According to an article by Michael Brooks, there is scientific evidence which supports the idea that we have a natural inclination for religious belief, especially during challenging times. I found the article interesting, especially for it’s taboo nature. Though the researchers cited in this article apparently stress that “none of this says anything about the existence or otherwise of gods” I think that really, once you’re claiming that our “minds are finely tuned to believe in gods” and you begin laying out a religion-as-adaptation-theory, you’ve already more-or-less ditched any serious consideration of the existence of God (or gods). This article even likens children’s belief in their imaginary friends and adult’s relationships with their fantasy partners to believing in God. While I understand and appreciate the ability to think outside of yourself as an evolutionary tool, it’s clear that Barrett is implying that one’s relationship with God could be no more real than my childhood “invisible” brother, Sam.

While I am not a particularly religious person, myself, I do feel quite a bit of disappointment thinking that everything people believe and have faith in could be no more than a product of their own minds. I agree with the author in that we perhaps need the security of god or the supernatural, at least at some point in each of our lives, and the idea that something people have longed for for so long does not exist seems very sad to me. Though I found the article interesting and very credible, I will attempt to play devil’s advocate (no pun intended) for those of us who aren’t ready to dispel all of our beliefs quite yet; no matter how “superstitious” they may seem.

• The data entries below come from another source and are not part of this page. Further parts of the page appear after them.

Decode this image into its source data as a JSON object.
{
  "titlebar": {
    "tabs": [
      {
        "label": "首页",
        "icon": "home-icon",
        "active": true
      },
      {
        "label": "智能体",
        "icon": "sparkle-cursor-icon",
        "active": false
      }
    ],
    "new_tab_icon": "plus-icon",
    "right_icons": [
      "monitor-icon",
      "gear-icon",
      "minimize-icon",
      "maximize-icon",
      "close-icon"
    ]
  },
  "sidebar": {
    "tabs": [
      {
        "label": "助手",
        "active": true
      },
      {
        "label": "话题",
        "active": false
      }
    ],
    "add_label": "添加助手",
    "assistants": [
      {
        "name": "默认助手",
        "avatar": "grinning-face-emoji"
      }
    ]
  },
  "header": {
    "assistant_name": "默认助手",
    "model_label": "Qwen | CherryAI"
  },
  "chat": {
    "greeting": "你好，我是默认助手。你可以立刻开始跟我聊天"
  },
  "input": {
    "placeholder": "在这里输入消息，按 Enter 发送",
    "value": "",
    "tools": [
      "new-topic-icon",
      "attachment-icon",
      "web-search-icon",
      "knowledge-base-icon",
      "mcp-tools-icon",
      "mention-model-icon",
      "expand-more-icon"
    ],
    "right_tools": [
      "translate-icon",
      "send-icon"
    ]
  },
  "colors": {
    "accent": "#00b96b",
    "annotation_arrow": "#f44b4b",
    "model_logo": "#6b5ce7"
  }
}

A study conducted by Jennifer Whitson and Adam Galinsky late last year came to the conclusion that the less control their participants felt, the more likely they were to see patterns in material where there were none. This supports the idea that as people go through difficult times, and begin feeling less in control of their lives, they are more likely to turn to belief in god or other “superstitious thinking”.
These results may actually not be that applicable to religion at all, however. If participants in the study were made to feel insecure, it’s highly likely that they would search harder for patterns just because they perceived that it was what the experimenters wanted them to do. What I’m referring to is called Social Desirability Bias, and it concerns behaviors people exhibit in order to seem more socially desirable to others. I believe that in a setting where you have a researcher and a participant, the participant is likely to want to look good in the researcher’s eyes, and if that same researcher was making them feel insecure and out of control, it’s likely that the participant would work harder to gain the researcher’s approval and to feel better about himself. Also, the feelings that were elicited from the participants can be very threatening feelings for some. Anyone who was feeling threatened or even in a mild state of panic, could easily have perceived patterns just because their senses were heightened and more aware. I also think it’s very possible that simply after staring at a monotonous series of dots or listings of stock market information, most anyone could find a pattern of some sort. Does that mean they’d be making it up? Not necessarily. Maybe a participant could perceive of a pattern, however the researchers couldn’t; does that necessarily mean it’s not there? Again, not necessarily. Patterns can be very subjective, just because each of our minds perceives stimulation in different ways. I feel like it’s a bit of a stretch to say that the participants who were more likely to find patterns when they felt out of control relates directly to the way people tend to search for God when they feel out of control in their lives. Just because you can draw a link between two things, doesn’t mean that a link is necessarily there.

I doubt that the issue of whether or not God exists is going to be resolved any time soon. I think that absolutely disproving God and the supernatural is likely impossible, especially because there are many people who wouldn’t be willing to let go of their faith. I realize, too, that proving the absolute existence of God without a doubt is likely impossible as well, for the same reason. I think if anything, it’s for the best that believers have their faith they can fall back on, and non-believers have their theories and beliefs as well. Whether or not God exists, I think we can all agree that it’s crucial for people to have a sense of security within their lives, and if that security comes from physical and chemical features of our brains, fine; if it comes from something much larger than ourselves, perhaps that’s even better.


*Work Cited*
Brooks, Michael Born Believers: How your brain creates God Feb. 04, 2009
Passer, Smith Psychology: The Science of Mind and Behavior, Fourth edition, McGraw-Hill, 2009


Comments

I like your position in this topic mainly because I normally take the exact same route. It's so hard to take a position on something that's so debated, one of the world's hottest topics. I was baptized and confirmed Catholic Christian, but have recently been becoming more and more neutral. I live in a place where religious feelings often create argument and sore feelings. This is one of the downfalls of being picked to live with random people. However, your first paragraph nicely framed your position, and the bulk of your paper goes in depth to support that. It is very interesting to look at things in depth from a psychological point of view. I would like to see more results from the experiments performed by Whitson and Galinsky. Though psychological evidence takes on observable patterns, these patterns are only patterns. There is always uncertainty.

It is even more interesting to look at the origin of psychology, and how it is very sparsely related to anything factual. It is almost as though psychology is the most recently developed religion. A place for an ever-changing society to hide, somewhere where skeptics thrive. The mystery behind religion is that nothing can be proved or disproved. Though science has outstanding evidence supporting evolutionary theory, nothing is concrete. That's what allows people to take a position behind their beliefs and withhold against any barrage of evidence against their beliefs.

This is a topic that becomes easily tired, and positions supporting either side are slowly creeping up on each other. It is soon to come where we will reach the end of the line as far as the truth comes. There is only one Bible. However, it goes without saying that argument and debate about the creation theory vs. evolutionary theory will continue for centuries to come, regardless of the possibilities of new evidence.